А еще был самолюбив, хвастлив, скромностью не отличался – он, и повзрослев, на похвалы себе не скупился, как, кстати, и его герой Робинзон Крузо. Умел настоять на своем, дать, если что, сдачи и пользовался у сверстников уважением, не раз выручал друзей из беды. Был необычайно любопытен: «Я любопытствовал обо всём на свете», – скажет он о себе годы спустя. Любопытен и энергичен, называл себя «фонтаном энергии».


«Голова моя наполнялась планами и проектами, совершенно несбыточными»[6],


– это Дефо скажет о Робинзоне, но с тем же успехом мог бы сказать и о себе.

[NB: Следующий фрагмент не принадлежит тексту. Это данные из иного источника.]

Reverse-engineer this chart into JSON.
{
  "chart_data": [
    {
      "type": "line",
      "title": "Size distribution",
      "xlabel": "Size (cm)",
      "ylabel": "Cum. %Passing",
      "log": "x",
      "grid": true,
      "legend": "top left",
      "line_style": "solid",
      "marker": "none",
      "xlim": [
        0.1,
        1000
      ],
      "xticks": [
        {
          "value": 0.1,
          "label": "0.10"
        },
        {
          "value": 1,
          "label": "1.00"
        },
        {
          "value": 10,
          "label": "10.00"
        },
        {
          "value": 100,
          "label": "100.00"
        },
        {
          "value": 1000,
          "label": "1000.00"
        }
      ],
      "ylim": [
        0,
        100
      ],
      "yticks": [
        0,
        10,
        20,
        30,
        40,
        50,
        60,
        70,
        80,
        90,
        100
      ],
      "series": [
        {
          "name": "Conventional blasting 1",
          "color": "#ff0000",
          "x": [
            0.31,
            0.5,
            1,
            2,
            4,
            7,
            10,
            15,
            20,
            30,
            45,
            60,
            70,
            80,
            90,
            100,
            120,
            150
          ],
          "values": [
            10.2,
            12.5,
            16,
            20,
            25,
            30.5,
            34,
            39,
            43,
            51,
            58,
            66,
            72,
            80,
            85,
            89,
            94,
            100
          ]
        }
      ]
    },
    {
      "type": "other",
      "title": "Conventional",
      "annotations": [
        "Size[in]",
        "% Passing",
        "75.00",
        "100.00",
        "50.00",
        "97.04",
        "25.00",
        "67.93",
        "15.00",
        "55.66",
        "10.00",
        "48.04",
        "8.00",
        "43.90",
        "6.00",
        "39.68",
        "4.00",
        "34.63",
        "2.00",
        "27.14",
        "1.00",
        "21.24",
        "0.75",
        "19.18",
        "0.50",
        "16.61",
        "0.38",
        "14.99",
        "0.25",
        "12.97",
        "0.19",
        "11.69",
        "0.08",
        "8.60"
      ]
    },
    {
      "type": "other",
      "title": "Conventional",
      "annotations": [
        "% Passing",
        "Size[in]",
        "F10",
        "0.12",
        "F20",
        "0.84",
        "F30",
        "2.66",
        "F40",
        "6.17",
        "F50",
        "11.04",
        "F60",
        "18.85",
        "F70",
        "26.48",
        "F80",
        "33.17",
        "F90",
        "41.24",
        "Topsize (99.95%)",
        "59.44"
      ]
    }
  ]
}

Даниель, шалун и драчун, эдакий Гаврош, проводивший на улице бо́льшую часть времени, отца своего ослушаться не решался. Джеймс был человеком здравомыслящим, при этом по-пуритански суровым, принципиальным и на расправу скорым. Покорно, жертвуя желанным уличным досугом, Даниель, по настоянию Джеймса Фо, часами переписывал Библию – других книг набожный глава семьи дома не держал. Внушал сыну:


«Не ленись, переписывай Слово Божье! Не ровен час явятся католики и сожгут наше протестантское Священное Писание».


Переписывать Библию, в первую очередь Пятикнижие, у нонконформистов было принято. Даниель делал это не без удовольствия и знал его назубок, ничуть не хуже Джона Беньяна, своего старшего современника и наставника.

Зато с матерью, Алисой Фо, женщиной смирной и покладистой, он считался далеко не всегда.